1. Do you write with the intent of submitting (and getting published)? Is that your primary objective in writing poetry (publishing to print media, or online journals, or other outlets [i.e., contests, prizes, etc.])?

I write with the intent on being published, but I don't necessarily write "for publication." Sometimes, though, I let the occasion of being asked for a poem generate the poem itself. For example, Tom Beckett was soliciting poems on "textual improprieties" and I wrote a poem to order called "Textual Proprieties." Gabe Gudding asked me for a poem for Spoon River Poetry Journal so I wrote a poem entitled "Spoon River Anthology," riffing on the E.A Masters theme. David Shapiro commissioned a poem from me on my Mormon background, and I wrote it, publishing the first section in the Hat. I like Spicer's idea in the book of magazine verse to write poems specifically for journals.

2. If submittal/publishing is not your primary objective, is there another outlet (regular public poetry readings, religious liturgy, slams, literary cameraderie/competition) for which you tend to write?

Publishing is not the objective. These are outlets, media, not reasons for writing.

3. Do you write poetry for other reasons (i.e., personal confessional, celebration of special events, academic requirement, etc.)? How much of what you write is for these "personal" uses, as opposed to ultimately for "audience" consumption?

That's a false dichotomy. The reason you write is always personal, but you still want what you write to reach an audience.

4. In any case, what percentage of your "audience" is other poets, versus non-poets?

Probably nearly 100% poets, but that is partly because I am an extremely unknown poet. I've never published a book of poetry, for example.

5. As relates to audience, what is the level at which you seek to connect with them (i.e., artistic, intellectual, emotional, political, spiritual, etc.), once you have them identified? Does "connecting" to your audience even matter?

These aren't really separate "levels." If there is no connection there is no audience. I like Creeley's idea of a "company" of poets.

6. As you explore those different aspects of yourself through your poetry, does that change your audience, make it larger or smaller, alienate it, etc.?

The audience is going to be small for the foreseeable future. I do have a very high quality audience for my poetry, though. Alienating my miniscule audience would be interesting.

7. What percentage of the "audience" for your poetry would you consider your friends or even acquaintances, if any?

I eventually end up making friends with all my readers. See answer to question 4.

8. In terms of well-crafted, do you think that craft (that is, skill of the poet in whatever genre or form they have chosen) is typically the criteria used in determining what is or is not published in the above? Or is it more likely to be what is considered "good" poetry by academia and its associated publishing press?

It depends what you mean by craft; I've always had problems with that word. What is considered good poetry in academia (but what part of academia; I am an academic myself?) does reflect a certain idea of "craft," which usually means conformity to a period style. I can see a more "skilled" poem being rejected in favor of an (apparently) less skilled one. When we say a poem is well crafted how is that different from simply saying that it is a good poem?

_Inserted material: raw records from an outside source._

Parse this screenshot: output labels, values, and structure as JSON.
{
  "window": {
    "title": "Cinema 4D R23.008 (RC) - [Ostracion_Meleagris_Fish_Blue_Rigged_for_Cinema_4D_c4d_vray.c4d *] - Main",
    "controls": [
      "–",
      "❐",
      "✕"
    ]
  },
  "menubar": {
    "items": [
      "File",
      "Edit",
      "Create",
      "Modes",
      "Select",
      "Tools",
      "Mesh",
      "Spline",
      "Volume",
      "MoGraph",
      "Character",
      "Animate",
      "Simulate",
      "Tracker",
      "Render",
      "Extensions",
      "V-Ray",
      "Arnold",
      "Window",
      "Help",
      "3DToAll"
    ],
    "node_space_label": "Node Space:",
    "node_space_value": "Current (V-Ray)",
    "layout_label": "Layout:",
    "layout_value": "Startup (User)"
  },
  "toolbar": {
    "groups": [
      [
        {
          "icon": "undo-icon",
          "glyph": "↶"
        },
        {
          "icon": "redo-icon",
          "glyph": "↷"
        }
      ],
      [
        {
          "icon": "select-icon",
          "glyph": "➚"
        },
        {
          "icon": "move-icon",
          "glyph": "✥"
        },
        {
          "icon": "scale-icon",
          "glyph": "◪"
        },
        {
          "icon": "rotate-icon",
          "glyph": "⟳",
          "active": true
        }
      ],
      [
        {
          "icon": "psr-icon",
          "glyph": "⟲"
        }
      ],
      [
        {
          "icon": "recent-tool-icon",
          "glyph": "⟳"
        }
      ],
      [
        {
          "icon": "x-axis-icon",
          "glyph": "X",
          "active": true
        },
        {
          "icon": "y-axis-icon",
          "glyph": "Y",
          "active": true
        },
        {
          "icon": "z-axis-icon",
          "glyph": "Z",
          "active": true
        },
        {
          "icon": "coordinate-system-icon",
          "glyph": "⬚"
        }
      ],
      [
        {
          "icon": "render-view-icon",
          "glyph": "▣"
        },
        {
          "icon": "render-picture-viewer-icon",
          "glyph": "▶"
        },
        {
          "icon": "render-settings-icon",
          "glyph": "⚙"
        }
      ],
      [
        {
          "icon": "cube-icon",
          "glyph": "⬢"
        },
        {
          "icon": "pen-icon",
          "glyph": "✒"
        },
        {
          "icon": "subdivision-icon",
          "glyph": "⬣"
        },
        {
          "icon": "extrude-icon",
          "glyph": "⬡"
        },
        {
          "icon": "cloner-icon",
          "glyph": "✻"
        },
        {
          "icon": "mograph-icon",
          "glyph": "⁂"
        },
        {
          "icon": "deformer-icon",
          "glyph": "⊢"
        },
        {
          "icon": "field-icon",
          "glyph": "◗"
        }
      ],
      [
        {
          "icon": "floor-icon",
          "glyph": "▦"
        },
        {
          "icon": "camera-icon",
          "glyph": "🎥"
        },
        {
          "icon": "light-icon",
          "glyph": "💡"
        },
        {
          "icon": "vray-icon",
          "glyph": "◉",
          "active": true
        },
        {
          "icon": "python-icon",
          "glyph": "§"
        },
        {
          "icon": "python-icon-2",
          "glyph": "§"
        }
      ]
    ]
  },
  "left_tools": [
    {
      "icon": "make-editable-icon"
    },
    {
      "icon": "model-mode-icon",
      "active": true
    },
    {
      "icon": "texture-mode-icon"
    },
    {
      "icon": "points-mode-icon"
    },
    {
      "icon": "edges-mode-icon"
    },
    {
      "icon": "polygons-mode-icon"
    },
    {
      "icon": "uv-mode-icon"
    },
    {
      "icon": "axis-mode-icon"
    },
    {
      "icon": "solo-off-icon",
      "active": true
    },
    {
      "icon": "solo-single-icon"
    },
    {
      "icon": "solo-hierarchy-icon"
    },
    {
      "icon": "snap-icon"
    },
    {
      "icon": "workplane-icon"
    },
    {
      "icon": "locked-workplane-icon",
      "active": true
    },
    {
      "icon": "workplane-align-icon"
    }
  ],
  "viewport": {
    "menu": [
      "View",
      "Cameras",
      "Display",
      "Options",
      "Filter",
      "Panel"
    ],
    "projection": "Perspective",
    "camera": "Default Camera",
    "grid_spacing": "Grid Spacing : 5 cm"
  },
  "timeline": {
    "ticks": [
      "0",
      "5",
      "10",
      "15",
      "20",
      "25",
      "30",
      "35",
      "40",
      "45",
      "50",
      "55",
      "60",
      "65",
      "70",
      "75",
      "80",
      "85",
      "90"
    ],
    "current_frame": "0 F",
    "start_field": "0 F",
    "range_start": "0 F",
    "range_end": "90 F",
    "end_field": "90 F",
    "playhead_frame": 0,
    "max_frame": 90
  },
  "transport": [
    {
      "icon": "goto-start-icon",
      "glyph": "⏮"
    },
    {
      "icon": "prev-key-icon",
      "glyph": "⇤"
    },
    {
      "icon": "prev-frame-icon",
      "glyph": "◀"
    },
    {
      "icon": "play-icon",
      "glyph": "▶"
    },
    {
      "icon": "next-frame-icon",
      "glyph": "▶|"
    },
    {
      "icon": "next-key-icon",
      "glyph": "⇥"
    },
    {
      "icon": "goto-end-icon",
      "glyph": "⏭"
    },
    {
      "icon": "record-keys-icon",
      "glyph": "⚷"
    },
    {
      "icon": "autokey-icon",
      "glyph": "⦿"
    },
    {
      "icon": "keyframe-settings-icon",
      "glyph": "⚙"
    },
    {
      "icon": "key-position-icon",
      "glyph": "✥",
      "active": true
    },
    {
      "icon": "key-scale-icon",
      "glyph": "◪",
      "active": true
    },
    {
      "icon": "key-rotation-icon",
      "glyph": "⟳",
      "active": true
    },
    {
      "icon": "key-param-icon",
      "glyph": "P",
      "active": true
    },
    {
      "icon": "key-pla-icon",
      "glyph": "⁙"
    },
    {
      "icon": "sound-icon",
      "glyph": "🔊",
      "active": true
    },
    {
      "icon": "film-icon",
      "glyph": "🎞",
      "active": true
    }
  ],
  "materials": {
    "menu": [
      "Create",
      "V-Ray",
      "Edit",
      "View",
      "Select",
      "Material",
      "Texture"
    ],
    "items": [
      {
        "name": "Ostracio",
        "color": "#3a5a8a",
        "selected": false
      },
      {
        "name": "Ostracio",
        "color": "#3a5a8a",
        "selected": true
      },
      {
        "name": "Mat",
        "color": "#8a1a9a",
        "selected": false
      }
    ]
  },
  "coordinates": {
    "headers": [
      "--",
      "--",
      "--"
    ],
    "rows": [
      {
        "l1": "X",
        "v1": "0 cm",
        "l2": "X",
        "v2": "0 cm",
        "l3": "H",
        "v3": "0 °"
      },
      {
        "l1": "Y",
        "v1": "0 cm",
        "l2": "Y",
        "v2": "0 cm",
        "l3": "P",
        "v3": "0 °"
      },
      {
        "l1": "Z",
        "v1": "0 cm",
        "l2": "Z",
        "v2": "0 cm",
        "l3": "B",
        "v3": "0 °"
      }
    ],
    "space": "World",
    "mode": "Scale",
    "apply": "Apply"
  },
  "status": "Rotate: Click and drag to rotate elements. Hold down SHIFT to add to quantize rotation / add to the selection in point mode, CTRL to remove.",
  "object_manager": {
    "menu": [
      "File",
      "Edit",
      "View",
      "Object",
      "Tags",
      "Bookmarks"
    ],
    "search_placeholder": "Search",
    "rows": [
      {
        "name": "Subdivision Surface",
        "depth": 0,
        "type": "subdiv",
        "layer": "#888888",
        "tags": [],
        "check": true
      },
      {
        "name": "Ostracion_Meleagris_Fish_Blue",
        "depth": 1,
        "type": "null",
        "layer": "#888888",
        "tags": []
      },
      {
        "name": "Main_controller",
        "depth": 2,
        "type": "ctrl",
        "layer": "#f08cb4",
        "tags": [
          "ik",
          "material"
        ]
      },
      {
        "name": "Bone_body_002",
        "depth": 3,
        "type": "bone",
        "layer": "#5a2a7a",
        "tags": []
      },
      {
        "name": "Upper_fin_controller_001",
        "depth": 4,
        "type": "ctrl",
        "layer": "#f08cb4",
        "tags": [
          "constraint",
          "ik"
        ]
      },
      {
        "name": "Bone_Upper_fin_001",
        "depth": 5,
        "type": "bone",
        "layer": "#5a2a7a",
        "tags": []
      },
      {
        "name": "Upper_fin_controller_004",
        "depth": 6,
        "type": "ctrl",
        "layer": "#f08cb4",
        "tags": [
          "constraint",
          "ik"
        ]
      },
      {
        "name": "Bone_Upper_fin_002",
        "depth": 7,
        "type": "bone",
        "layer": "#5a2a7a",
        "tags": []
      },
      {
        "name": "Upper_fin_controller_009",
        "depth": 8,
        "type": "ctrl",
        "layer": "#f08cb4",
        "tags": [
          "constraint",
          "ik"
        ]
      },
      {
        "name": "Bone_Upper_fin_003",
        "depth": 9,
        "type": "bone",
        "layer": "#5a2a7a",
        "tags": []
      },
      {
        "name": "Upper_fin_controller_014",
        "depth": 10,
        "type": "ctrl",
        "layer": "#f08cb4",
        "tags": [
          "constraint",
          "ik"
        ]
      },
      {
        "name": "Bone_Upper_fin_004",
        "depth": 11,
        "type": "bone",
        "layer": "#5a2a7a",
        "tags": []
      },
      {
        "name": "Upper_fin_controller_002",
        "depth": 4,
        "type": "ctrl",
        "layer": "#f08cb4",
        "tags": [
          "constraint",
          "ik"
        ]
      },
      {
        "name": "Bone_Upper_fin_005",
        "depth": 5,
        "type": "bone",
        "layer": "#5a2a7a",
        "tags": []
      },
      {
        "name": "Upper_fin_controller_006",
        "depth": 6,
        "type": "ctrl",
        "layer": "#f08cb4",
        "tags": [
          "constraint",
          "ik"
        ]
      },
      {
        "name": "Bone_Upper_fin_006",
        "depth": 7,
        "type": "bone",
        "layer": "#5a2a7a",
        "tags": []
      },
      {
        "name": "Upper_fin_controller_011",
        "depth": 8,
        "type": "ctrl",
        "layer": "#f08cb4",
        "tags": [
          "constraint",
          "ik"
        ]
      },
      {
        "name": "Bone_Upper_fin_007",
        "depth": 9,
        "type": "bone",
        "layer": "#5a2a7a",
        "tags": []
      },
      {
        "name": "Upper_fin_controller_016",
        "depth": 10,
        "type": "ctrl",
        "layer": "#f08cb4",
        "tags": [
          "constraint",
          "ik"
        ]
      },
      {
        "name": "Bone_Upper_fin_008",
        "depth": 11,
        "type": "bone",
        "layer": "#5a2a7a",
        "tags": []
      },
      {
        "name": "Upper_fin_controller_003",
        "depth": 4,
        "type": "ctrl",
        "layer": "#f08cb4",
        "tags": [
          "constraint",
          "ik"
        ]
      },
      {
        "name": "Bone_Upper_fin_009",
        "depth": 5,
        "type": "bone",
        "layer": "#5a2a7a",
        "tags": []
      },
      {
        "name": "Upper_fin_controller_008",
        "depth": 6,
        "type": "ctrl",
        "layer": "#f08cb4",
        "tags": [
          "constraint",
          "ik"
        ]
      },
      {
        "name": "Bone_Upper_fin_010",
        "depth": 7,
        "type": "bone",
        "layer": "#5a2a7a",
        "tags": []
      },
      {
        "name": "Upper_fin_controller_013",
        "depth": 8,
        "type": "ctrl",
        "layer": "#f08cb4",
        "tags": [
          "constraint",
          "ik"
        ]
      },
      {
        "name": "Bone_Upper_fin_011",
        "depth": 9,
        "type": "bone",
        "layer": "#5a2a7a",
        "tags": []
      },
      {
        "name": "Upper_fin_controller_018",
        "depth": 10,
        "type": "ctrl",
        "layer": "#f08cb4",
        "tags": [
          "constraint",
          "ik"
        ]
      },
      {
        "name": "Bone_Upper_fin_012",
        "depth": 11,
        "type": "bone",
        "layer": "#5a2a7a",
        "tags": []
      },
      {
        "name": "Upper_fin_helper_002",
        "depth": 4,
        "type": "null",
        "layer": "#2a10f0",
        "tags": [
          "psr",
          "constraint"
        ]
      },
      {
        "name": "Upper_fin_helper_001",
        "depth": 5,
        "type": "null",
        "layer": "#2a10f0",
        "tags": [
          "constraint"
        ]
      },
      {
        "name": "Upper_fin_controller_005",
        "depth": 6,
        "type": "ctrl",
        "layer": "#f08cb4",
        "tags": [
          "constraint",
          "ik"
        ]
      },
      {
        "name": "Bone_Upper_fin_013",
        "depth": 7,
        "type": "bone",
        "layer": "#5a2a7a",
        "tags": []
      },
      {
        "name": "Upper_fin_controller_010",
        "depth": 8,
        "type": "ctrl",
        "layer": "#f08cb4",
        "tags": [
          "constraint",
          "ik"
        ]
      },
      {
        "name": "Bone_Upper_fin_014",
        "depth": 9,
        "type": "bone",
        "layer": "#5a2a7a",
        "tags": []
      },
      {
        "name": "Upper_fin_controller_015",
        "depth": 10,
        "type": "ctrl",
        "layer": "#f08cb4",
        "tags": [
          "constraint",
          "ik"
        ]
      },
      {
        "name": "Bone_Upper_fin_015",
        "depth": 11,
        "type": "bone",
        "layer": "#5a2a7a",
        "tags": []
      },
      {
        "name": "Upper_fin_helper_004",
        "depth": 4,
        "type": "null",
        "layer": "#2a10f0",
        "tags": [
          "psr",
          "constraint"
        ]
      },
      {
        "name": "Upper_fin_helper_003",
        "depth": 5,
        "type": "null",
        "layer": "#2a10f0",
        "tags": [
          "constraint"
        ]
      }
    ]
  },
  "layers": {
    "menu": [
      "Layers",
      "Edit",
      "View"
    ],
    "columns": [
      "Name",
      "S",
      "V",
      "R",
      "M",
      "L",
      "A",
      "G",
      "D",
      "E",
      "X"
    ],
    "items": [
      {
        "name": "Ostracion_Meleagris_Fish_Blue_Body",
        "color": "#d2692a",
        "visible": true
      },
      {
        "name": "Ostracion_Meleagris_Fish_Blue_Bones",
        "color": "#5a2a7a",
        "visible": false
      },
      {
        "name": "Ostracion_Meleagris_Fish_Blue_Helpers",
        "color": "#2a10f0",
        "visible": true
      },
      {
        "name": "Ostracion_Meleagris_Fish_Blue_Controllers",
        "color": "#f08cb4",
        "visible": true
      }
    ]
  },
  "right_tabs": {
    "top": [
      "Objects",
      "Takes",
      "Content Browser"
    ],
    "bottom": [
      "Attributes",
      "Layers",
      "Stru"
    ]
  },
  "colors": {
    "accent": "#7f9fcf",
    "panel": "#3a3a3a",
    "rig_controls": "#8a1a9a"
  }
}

9. What is more important to you as a poet, assuming that you can only pick at most two of the following: that you be widely read, widely known, widely admired, widely quoted, or well-paid?

Obviously if you're known, your'e also read. You can't be widely quoted without being first well-known. I would like to be considered an indispensable part of the "company" of a poet whose work I admired. Giving that word "company" the inflection that it has in Creeley's work.